Tuesday, December 13, 2005
Paid Links Evil?
There’s a bit of controversy over paid text links, as used in Jeremy Zawodny’s blog
, and it’s a tough issue indeed. Matt Cutts
of Google says, “Sites that sell links can lose their trust in search engines.” Greg Boser
suggests to use “link condoms” by adding the rel="nofollow” attribute to paid links, and Matt agrees. Such a link condom has two direct effects; it may decrease the value of the links one sells, but at the same time, makes sure advertisers arent signing up purely for linkjuice either.
Indeed, if a site pays for a link to them and they’re doing it purely for the linkjuice, it could be a dangerous neighborhood to be associated with; your own site may lose authority in the eyes of Google and others. When I accepted paid text links around here, I evaluated every site and rejected many if I found them too unrelated or too “affiliated.” In the end, I rejected more than I accepted. A forced “nofollow” would have been an option as well.
As always, it’s a matter of balance. Link to one irrelevant site (irrelevant or worse!) and you should be OK if your site is otherwise non-spammy, but link to a bunch of such sites and your blog might enter a bad search neighborhood. As for Jeremy’s choice of links, well, there is a share of “Super Affiliate”, “Website Hosting”, “Local Coupons” and so on. This could hurt his own site’s ranking, something which a “link condom” would prevent. Now, some things should be remembered here:
- Google can be thought of as preposterous and arrogant when they oppose paid text links; after all, they plaster large parts of the web with text ads of their own. Well, they don’t sell Googlejuice, but they are Google so they play by different rules, and they have their share of problems with these ads too (they are effectively paying many zombie directories).
- There is, and pretty much always was, advertisement all around the web; banner ads, text links, Flash ads, and so on. The rel="nofollow” attribute was introduced by the big search engines but it’s still only semi-official and everyone’s free to use it.
- Yes, if everyone would be using link condoms then Google would have one problem less. But the world is not creating web pages for Google (or at least not most of us), we’re creating web pages for people to read. Most people simply don’t care about whether or not you use the rel="nofollow” attribute.

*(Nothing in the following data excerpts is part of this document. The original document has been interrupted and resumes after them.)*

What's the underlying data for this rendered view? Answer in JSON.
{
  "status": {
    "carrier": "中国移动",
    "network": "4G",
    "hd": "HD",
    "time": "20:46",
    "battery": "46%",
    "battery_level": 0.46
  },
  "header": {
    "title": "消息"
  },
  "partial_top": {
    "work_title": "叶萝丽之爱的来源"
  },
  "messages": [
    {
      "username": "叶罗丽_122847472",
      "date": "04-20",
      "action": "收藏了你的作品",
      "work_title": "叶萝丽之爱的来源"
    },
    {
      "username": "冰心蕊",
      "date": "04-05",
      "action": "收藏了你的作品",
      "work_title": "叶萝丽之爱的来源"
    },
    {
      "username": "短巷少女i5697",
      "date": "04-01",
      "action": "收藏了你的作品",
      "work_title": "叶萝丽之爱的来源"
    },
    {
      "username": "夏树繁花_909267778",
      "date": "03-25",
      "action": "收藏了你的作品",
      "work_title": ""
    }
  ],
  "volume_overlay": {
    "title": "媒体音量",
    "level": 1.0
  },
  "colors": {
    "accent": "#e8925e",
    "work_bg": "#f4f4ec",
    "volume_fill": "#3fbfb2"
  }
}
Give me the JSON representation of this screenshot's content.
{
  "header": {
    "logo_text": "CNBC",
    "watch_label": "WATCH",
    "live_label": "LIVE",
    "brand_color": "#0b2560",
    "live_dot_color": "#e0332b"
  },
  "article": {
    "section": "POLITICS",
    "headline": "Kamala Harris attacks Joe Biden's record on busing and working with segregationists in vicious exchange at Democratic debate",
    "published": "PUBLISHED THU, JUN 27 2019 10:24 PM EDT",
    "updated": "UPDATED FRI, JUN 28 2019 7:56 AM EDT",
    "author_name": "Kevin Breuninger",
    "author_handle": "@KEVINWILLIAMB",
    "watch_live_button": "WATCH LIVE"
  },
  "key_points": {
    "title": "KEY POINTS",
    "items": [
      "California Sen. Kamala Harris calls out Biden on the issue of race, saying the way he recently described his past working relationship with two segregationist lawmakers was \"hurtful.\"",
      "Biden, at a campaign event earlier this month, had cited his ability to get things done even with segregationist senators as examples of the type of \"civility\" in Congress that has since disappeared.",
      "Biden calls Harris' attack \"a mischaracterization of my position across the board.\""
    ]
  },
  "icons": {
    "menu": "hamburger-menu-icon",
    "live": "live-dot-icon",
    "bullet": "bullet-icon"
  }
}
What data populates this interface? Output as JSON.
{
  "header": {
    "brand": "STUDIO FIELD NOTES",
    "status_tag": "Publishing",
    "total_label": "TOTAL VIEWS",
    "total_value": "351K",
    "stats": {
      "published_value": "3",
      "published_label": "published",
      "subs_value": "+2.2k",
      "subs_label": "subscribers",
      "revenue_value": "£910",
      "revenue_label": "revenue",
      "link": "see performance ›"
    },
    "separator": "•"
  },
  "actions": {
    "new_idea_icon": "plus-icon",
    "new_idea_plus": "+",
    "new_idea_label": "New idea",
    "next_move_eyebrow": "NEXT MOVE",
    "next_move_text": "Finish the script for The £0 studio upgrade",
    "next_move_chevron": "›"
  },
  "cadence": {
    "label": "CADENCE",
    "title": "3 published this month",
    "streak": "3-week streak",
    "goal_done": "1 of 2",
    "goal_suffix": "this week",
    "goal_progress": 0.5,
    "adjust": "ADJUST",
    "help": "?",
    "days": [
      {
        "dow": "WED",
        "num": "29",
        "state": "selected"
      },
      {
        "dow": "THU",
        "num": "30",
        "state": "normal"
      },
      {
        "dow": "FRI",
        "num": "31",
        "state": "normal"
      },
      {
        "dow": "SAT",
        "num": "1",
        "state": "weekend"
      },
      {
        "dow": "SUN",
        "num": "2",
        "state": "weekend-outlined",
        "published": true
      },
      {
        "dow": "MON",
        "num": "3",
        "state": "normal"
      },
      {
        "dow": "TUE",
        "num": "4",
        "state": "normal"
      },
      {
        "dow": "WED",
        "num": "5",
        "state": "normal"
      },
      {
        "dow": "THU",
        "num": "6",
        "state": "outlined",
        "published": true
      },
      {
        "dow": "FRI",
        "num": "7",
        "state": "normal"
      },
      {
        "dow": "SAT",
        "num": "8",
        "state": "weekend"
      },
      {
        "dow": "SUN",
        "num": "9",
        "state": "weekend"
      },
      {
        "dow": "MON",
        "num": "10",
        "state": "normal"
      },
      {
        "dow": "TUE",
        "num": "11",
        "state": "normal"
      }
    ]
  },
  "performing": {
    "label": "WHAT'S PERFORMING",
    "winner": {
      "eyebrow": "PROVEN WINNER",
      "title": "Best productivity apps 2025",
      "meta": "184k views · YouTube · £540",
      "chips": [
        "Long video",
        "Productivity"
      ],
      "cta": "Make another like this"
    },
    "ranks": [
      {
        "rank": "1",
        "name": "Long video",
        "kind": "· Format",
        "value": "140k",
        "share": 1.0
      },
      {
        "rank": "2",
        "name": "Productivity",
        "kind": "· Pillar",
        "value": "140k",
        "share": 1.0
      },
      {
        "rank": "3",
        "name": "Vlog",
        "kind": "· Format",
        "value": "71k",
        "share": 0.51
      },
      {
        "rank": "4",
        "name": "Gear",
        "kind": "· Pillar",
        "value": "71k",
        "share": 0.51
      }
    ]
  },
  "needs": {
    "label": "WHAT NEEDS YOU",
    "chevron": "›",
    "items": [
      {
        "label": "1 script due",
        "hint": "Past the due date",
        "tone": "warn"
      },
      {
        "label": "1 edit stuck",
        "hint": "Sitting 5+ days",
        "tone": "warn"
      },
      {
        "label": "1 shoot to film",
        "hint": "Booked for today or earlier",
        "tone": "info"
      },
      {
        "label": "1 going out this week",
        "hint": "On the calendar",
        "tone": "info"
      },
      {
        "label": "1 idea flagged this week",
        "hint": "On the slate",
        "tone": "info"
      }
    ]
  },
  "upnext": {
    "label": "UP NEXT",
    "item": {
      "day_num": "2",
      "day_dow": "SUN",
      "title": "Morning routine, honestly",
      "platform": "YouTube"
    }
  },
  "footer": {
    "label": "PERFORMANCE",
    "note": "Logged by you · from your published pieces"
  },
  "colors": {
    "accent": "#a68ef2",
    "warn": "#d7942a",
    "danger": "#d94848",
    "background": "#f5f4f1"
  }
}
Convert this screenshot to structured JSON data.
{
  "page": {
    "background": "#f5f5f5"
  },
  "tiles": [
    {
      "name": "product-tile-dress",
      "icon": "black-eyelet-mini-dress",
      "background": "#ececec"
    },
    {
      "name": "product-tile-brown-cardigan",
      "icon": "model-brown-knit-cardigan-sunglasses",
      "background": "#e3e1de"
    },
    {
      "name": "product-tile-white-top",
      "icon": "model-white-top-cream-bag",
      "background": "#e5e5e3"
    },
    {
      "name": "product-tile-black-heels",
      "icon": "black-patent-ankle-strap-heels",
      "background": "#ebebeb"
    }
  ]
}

- If you put up ads, you are indeed associating your site with those ads to some degree. Why shouldn’t that be reflected in search engine rankings? Of course, it should be valued much less than main content links; but isn’t it up to Google and others then to solve the hard problem of figuring out what a site’s “main content” is?
Matt Cutts’ main argument (and we should all remember he’s not Google, or speaking for them in any official way in his blog) is a humble “OK, you can all do what you want with selling links, but then give us the freedom to down-rank you, too.” The problem is, if Google would down-rank sites like Jeremy’s which have real authority on the web – let alone all the other sites with paid ads! – then Google has a problem, not Jeremy.